Apartment REITs Underperform Peer Group in Q4

Apartment REITs are flashing some market warning signs.

Some warning signs have begun to flash on multifamily rents. December was the fourth straight month-over-month decline, according to ApartmentList and even in the Sun Belt — one of the major hotbeds of activity — apartment rents have been cooling.

Now BTIG’s latest report on apartment REITs raises more concern.

“Despite the positive same-store results throughout 2022, Apartment REITs underperformed the REIT peer group by 1140 bps during the fourth quarter. The group finished 2022 down 33.2% on a TR basis compared to the down 25.0% returns for the broader REIT space. The underperformance was in spite of 5.9% dividend growth in 2022, as well as the additional 300 bps of FFO/sh growth estimated for Apartments relative to REITs overall.”

REITs are not identical to the greater multifamily market, but they do have much in common and BTIG is resting its analysis and projections on the broader housing market. Job openings are beginning to slow and rent growth is decelerating. The company says that residential valuations have fallen from peaks and that the sector is trading at multiple “associated with negative SSNOI [same store net operating income] growth.”

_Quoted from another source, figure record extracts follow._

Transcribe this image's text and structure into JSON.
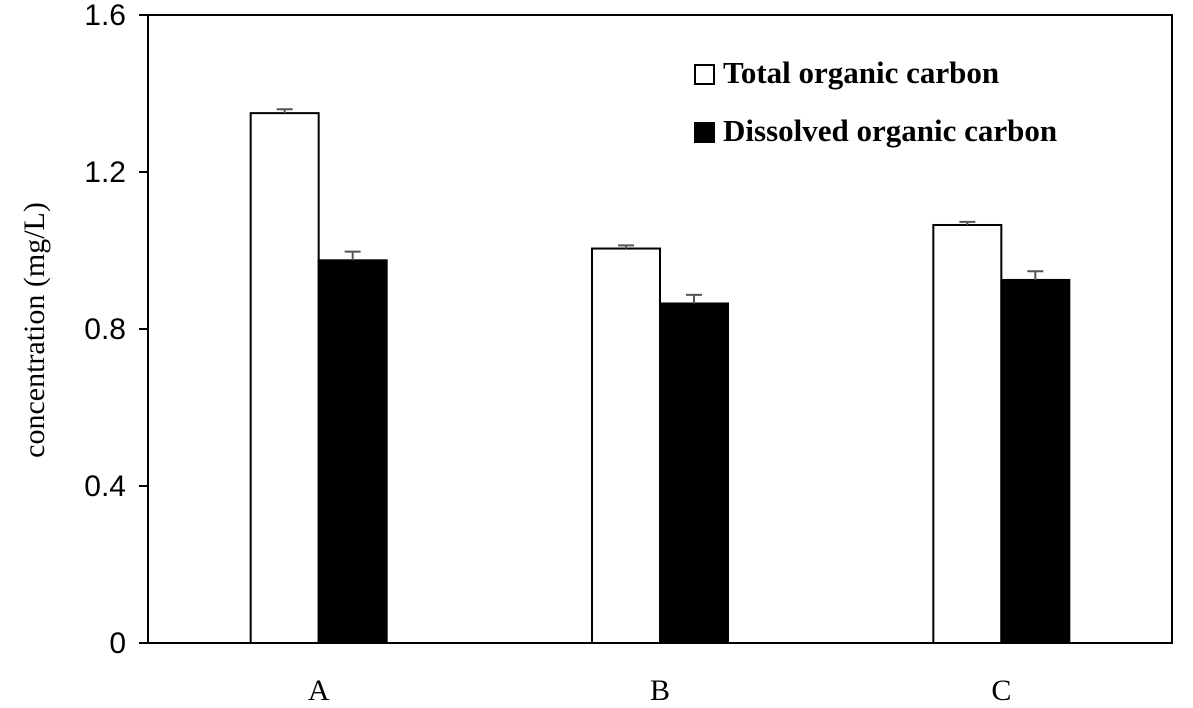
{
  "chart_data": {
    "type": "bar",
    "title": "",
    "xlabel": "",
    "ylabel": "concentration (mg/L)",
    "ylim": [
      0,
      1.6
    ],
    "yticks": [
      "0",
      "0.4",
      "0.8",
      "1.2",
      "1.6"
    ],
    "ytick_values": [
      0,
      0.4,
      0.8,
      1.2,
      1.6
    ],
    "categories": [
      "A",
      "B",
      "C"
    ],
    "series": [
      {
        "name": "Total organic carbon",
        "values": [
          1.35,
          1.005,
          1.065
        ],
        "errors": [
          0.01,
          0.008,
          0.008
        ],
        "fill": "#ffffff"
      },
      {
        "name": "Dissolved organic carbon",
        "values": [
          0.975,
          0.865,
          0.925
        ],
        "errors": [
          0.022,
          0.022,
          0.022
        ],
        "fill": "#000000"
      }
    ],
    "grid": false,
    "legend_position": "top-right"
  }
}
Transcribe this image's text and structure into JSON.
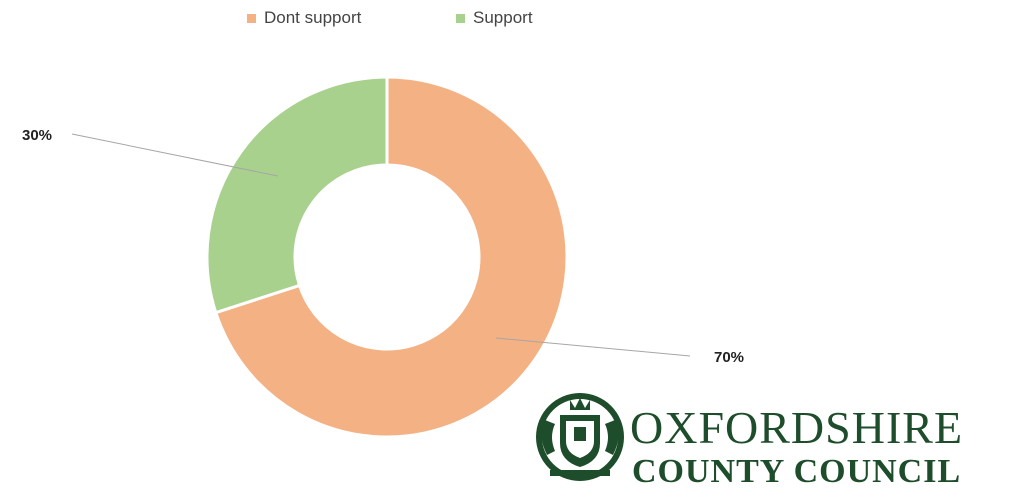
{
  "chart_data": {
    "type": "pie",
    "subtype": "doughnut",
    "title": "",
    "categories": [
      "Dont support",
      "Support"
    ],
    "values": [
      70,
      30
    ],
    "data_labels": [
      "70%",
      "30%"
    ],
    "colors": [
      "#f4b183",
      "#a9d18e"
    ],
    "legend": {
      "position": "top",
      "entries": [
        "Dont support",
        "Support"
      ]
    }
  },
  "logo": {
    "line1": "OXFORDSHIRE",
    "line2": "COUNTY COUNCIL",
    "color": "#1e4d2b",
    "icon": "coat-of-arms-icon"
  }
}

The slowing of job and wage growth and falling consumer savings rates, combined with a growth of credit card usage again, could mean greater potential struggles with affordability.

Some actions that BTIG is taking that might be worth attention:

BTIG thinks that companies in its apartment REIT coverage “should post solid, albeit moderated, same-store fundamentals through 2023.” The firm estimates 9.5% average SSNOI and anticipate same-store growth to be partly offset by inflation impacts on expenses.